Ilaria sa che “the doors of perception” è immagine creata da William Blake, nel proprio capolavoro “The marriage of Heaven and Hell”; la scrittrice conosce vita, opera, morte e miracoli, del gruppo rock teatrale per antonomasia, che scelse di omaggiare il poeta e illustratore inglese, marchiando la band per mezzo della sua poetica. Eppure in questa frase, che dice del racconto di uno sperimentatore di sostanze psicotrope, in merito all’estasi e alla conoscenza, alle differenti dimensioni del reale, la pensatrice barese connota l’esperienza nel contesto del saggio sulla mescalina del genio di Godalming, Aldous Huxley per l’appunto. In una sola frase Ilaria suggerisce un trattato di antropologia, uno di psichiatria, un saggio sulle religioni e considerazioni sullo sciamanesimo. Tratta di poesia estatica, di artisti rock della contestazione americana, di un’opera orecchiata ma a noi misconosciuta, dell’autore de Il nuovo mondo, apre su Welsh e sulla riduzione cinematografica di Danny Boyle.
Suggerisce strade diverse per raggiungere la visione. Riassume la sete di conoscenza dell’umanità d’ogni latitudine con pochi graffi d’una penna acuminata e tagliente come acciaio nipponico. Ilaria è una samurai dell’espressione. A conferma dell’affermazione in merito alla frequentazione della musica dei The Doors, da parte della scrittrice, riporto l’ultimo rigo di pagina 25: “Quando la musica finisce, spegni la luce”.
“When the music’s over, turn off the light”. Ancora la luce. Ancora J. D. Morrison. Il cantante compose questo verso nel corso di un’improvvisazione, con la quale il gruppo chiudeva le serate al London Fog. Si trattava di proposizione deittica: il gestore del locale doveva realmente spegnere le luci quando fosse terminata la musica, per creare l’effetto scenico immaginato dal giovane istrione e studente di cinema. La canzone è un’altalena di sensualità, una fra tante danze peristaltiche del suo autore e interprete.
“Disturbi di luminosità” è anche un libro politico. Non mancano i riferimenti alla seria riflessione e all’impegno, declinati attraverso una pars destruens, la critica, e una pars construens, l’affermazione propositiva, sempre per mezzo di quella prosa lirica ch’è marchio di fabbrica di quest’artista totale, accidentalmente coinvolta nel suo passato, in un percorso filosofico accademico. Pagina 45: “Pensaci, tu che mi leggi, come fai a non considerare il tuo male il male del mondo? Come fai a dire malattia invece che società? Come fai a vedere davvero le scissioni tra le cose? Forse è questo l’esistere, un filo invisibile di corpi, che tutti li unisce”.

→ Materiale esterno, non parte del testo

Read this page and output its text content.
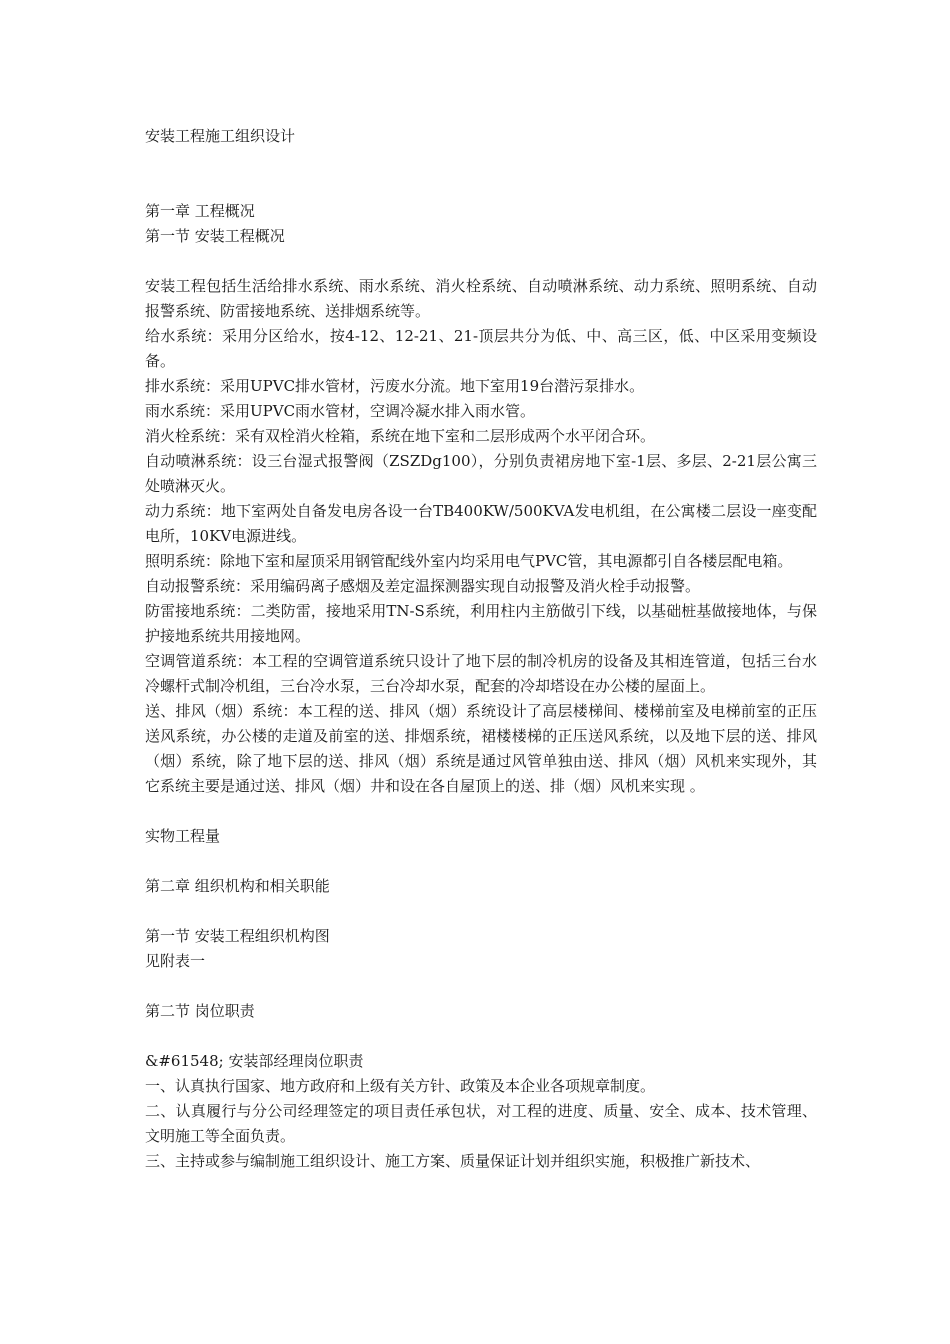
安装工程施工组织设计

第一章 工程概况

第一节 安装工程概况

安装工程包括生活给排水系统、雨水系统、消火栓系统、自动喷淋系统、动力系统、照明系统、自动报警系统、防雷接地系统、送排烟系统等。

给水系统：采用分区给水，按4-12、12-21、21-顶层共分为低、中、高三区，低、中区采用变频设备。

排水系统：采用UPVC排水管材，污废水分流。地下室用19台潜污泵排水。

雨水系统：采用UPVC雨水管材，空调冷凝水排入雨水管。

消火栓系统：采有双栓消火栓箱，系统在地下室和二层形成两个水平闭合环。

自动喷淋系统：设三台湿式报警阀（ZSZDg100），分别负责裙房地下室-1层、多层、2-21层公寓三处喷淋灭火。

动力系统：地下室两处自备发电房各设一台TB400KW/500KVA发电机组，在公寓楼二层设一座变配电所，10KV电源进线。

照明系统：除地下室和屋顶采用钢管配线外室内均采用电气PVC管，其电源都引自各楼层配电箱。

自动报警系统：采用编码离子感烟及差定温探测器实现自动报警及消火栓手动报警。

防雷接地系统：二类防雷，接地采用TN-S系统，利用柱内主筋做引下线，以基础桩基做接地体，与保护接地系统共用接地网。

空调管道系统：本工程的空调管道系统只设计了地下层的制冷机房的设备及其相连管道，包括三台水冷螺杆式制冷机组，三台冷水泵，三台冷却水泵，配套的冷却塔设在办公楼的屋面上。

送、排风（烟）系统：本工程的送、排风（烟）系统设计了高层楼梯间、楼梯前室及电梯前室的正压送风系统，办公楼的走道及前室的送、排烟系统，裙楼楼梯的正压送风系统，以及地下层的送、排风（烟）系统，除了地下层的送、排风（烟）系统是通过风管单独由送、排风（烟）风机来实现外，其它系统主要是通过送、排风（烟）井和设在各自屋顶上的送、排（烟）风机来实现 。

实物工程量

第二章 组织机构和相关职能

第一节 安装工程组织机构图

见附表一

第二节 岗位职责

&#61548; 安装部经理岗位职责

一、认真执行国家、地方政府和上级有关方针、政策及本企业各项规章制度。

二、认真履行与分公司经理签定的项目责任承包状，对工程的进度、质量、安全、成本、技术管理、文明施工等全面负责。

三、主持或参与编制施工组织设计、施工方案、质量保证计划并组织实施，积极推广新技术、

Il coincidere sinonimico di queste due attente elezioni lessicali, malattia e società, rimanda immediatamente a due questioni. Una più attuale e contingente, inerente all’aberrazione disumana del vivere contemporaneo, stravolto dal presunto progresso tecnologico, che usa la carne come bersaglio dell’interminabile sventagliata di immagini e informazioni, utili a ridurre la vita umana a incredula immobilità. L’altra di natura classica e intramontabile, perché affonda le radici nella critica marxista al capitalismo e in particolare alle istanze e ai ragionamenti relativi all’alienazione che deriva dall’automazione del lavoro. In definitiva si tratta di un libro che tratta la sofferenza emotiva e razionale. Assimilabili e interagenti in un complesso rapporto di causa ed effetto, che per la mente meravigliosa di Ilaria è acquisito.
Le “scissioni” della frase successiva, non sono solo i vuoti innestati sui “vincoli”, dimostrati dalla penna di Giordano Bruno, da tutto il pensiero ermetico medievale e protomoderno. Non si tratta solo di acquisire, interiorizzare e metabolizzare il pensiero orientale, cui Ilaria si riferisce spesso, in urla sussurrate e disperate, che invocano comprensione e clemenza al mostro esiziale che la legherà al letto d’ospedale (urla che si giustificano per il genio), per sperare di conoscere un po’ meglio il reale è necessario un atto di fede.
Il filo invisibile dei corpi, che tutti li unisce, non conosce scissione tra anima e corpo, non c’è schizofrenia, termine obsoleto appena valido oramai per i discorsi da bar del popolo, sempre più oppresso dalla tragedia della sofferenza di un parente, preso in carico al CIM. E=mc2. La materia è energia. Ilaria, reduce dalle proprie peregrinazioni negli spazi sterminati delle molteplici dimensioni, ne ha coscienza efficace, la consapevolezza sublime, sa esprimerla attraverso la propria arte, che padroneggia da immortale, si tratti di quella performativa o di quella narrativa.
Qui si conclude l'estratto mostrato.